Hungary to Scrap Orbán-Era Crypto Prison Terms in Full Policy Reversal

Hungary’s new government is scrapping severe crypto restrictions, including 8-year prison terms, explicitly signaling full alignment with EU MiCA standards and Estonia’s functional digital licensing framework.
- Hungary scrapping 2–8 year prison sentences for unlicensed crypto trading under Act LXVII of 2025.
- Mandatory SARA validation certificates abolished, covered all crypto-to-fiat and crypto-to-crypto transactions.
- Revolut suspended all crypto services for Hungarian users last year, fully exiting by December 18, 2025.
- EU opened MiCA infringement proceedings against Hungary’s validation regime.
- New government modeling framework on Estonia’s FIU-supervised digital licensing system.
Hungary’s new government is scrapping the crypto restrictions introduced under Viktor Orbán, whose 16-year rule ended after the April 2026 elections brought Péter Magyar’s pro-European Tisza Party to power. Government spokesperson Anita Köböl confirmed the reversal at a press conference on June 11, stating the previous legislation “made practical operation impossible and frightened the market participants,” adding that “the criminal consequences also negatively impacted several hundred thousand people.”
The framework being dismantled is Act LXVII of 2025, which amended both Hungary’s Criminal Code and Act VII of 2024 on the Market of Crypto-Assets, effective July 1, 2025. Every crypto-to-fiat and crypto-to-crypto transaction was required to pass through a compliance certificate issued by a government-approved validator under a system operated by the Supervisory Authority for Regulated Activities (SARA).
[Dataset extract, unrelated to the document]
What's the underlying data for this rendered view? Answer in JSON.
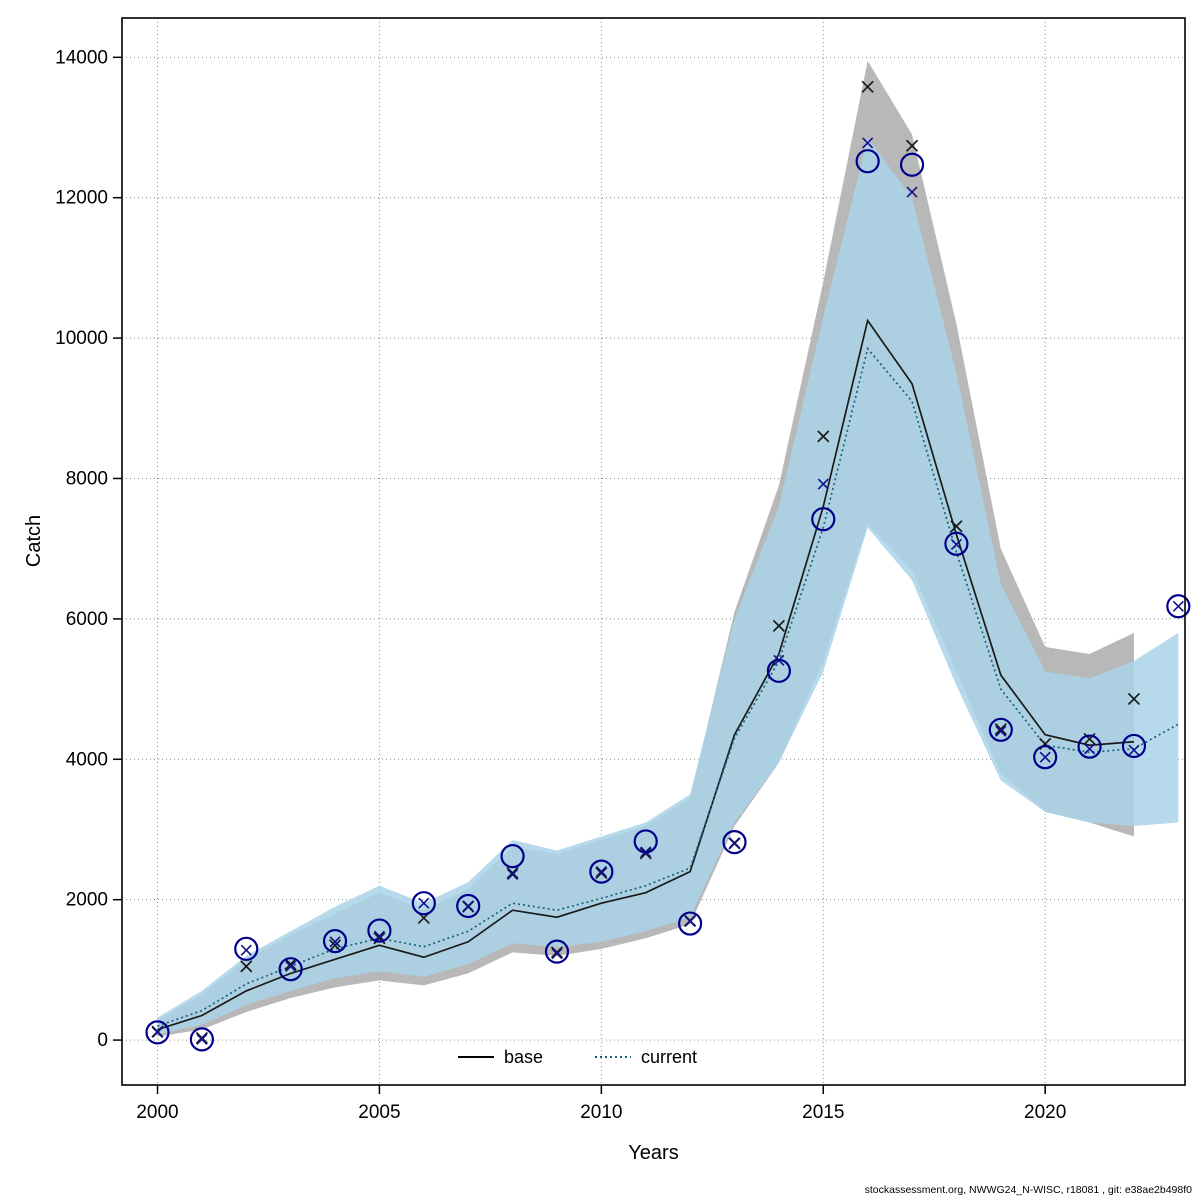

Trading through unlicensed platforms carried prison sentences of 2 to 8 years depending on transaction size. The new administration is abolishing those penalties entirely and dismantling the validation layer.
The Damage Was Already Done
The practical consequences landed fast. Revolut suspended all cryptocurrency services for its Hungarian users on July 7, 2025, freezing holdings without prior notice. The company subsequently fully exited the market by December 18, 2025, after SARA failed to register any approved validators, making it structurally impossible to comply with the law even for platforms that wanted to.
The SARA certificate system was the mechanism that made normal operations structurally impossible. At the point the criminal provisions became active, SARA had not registered a single authorized validator, meaning every transaction was technically illegal the moment the law took effect. No major international platform could operate under those conditions, which is why they exited.
Why the EU Angle Accelerated the Reversal
The rollback is not purely domestic politics. The European Commission opened infringement proceedings against Hungary’s validation regime, citing direct incompatibility with MiCA, the EU-wide Markets in Crypto-Assets framework that sets a harmonized regulatory floor across all member states. MiCA’s architecture does not permit individual member states to impose parallel national gatekeeping layers on top of EU-level licensing. Hungary’s SARA validation system did exactly that.
A new government signaling full EU alignment had both political and legal incentive to move quickly. Resolving the infringement proceedings through administrative withdrawal of the SARA system is faster than full legislative reform, and the Magyar government has been explicit about modeling Hungary’s digital asset framework on Estonia, specifically its single-window digital licensing system operated under Financial Intelligence Unit (FIU) supervision, widely regarded as the EU’s most internationally compatible crypto licensing model.
What This Means for the Broader MiCA Map
Hungary’s reversal is the clearest live test of what happens when a member state builds a national crypto regime that directly conflicts with MiCA and then faces political change. The answer is rapid dismantling, driven simultaneously by EU enforcement pressure, market exit by major platforms, and electoral accountability.
For operators that left Hungary last year, the structural conditions that forced the suspension, the SARA layer and the criminal penalties, are being removed. The more significant question is whether platforms rebuild domestic infrastructure or re-enter through passporting under their existing EU MiCA licenses, which the regulation enables directly without additional national licensing.
The Estonia comparison the Magyar government is invoking is deliberate: Estonia built its crypto reputation through low-friction licensing, full MiCA alignment, and institutional credibility. Hungary is attempting to replicate that outcome through reversal rather than incremental reform, starting from one of the most restrictive positions any EU member state has ever held.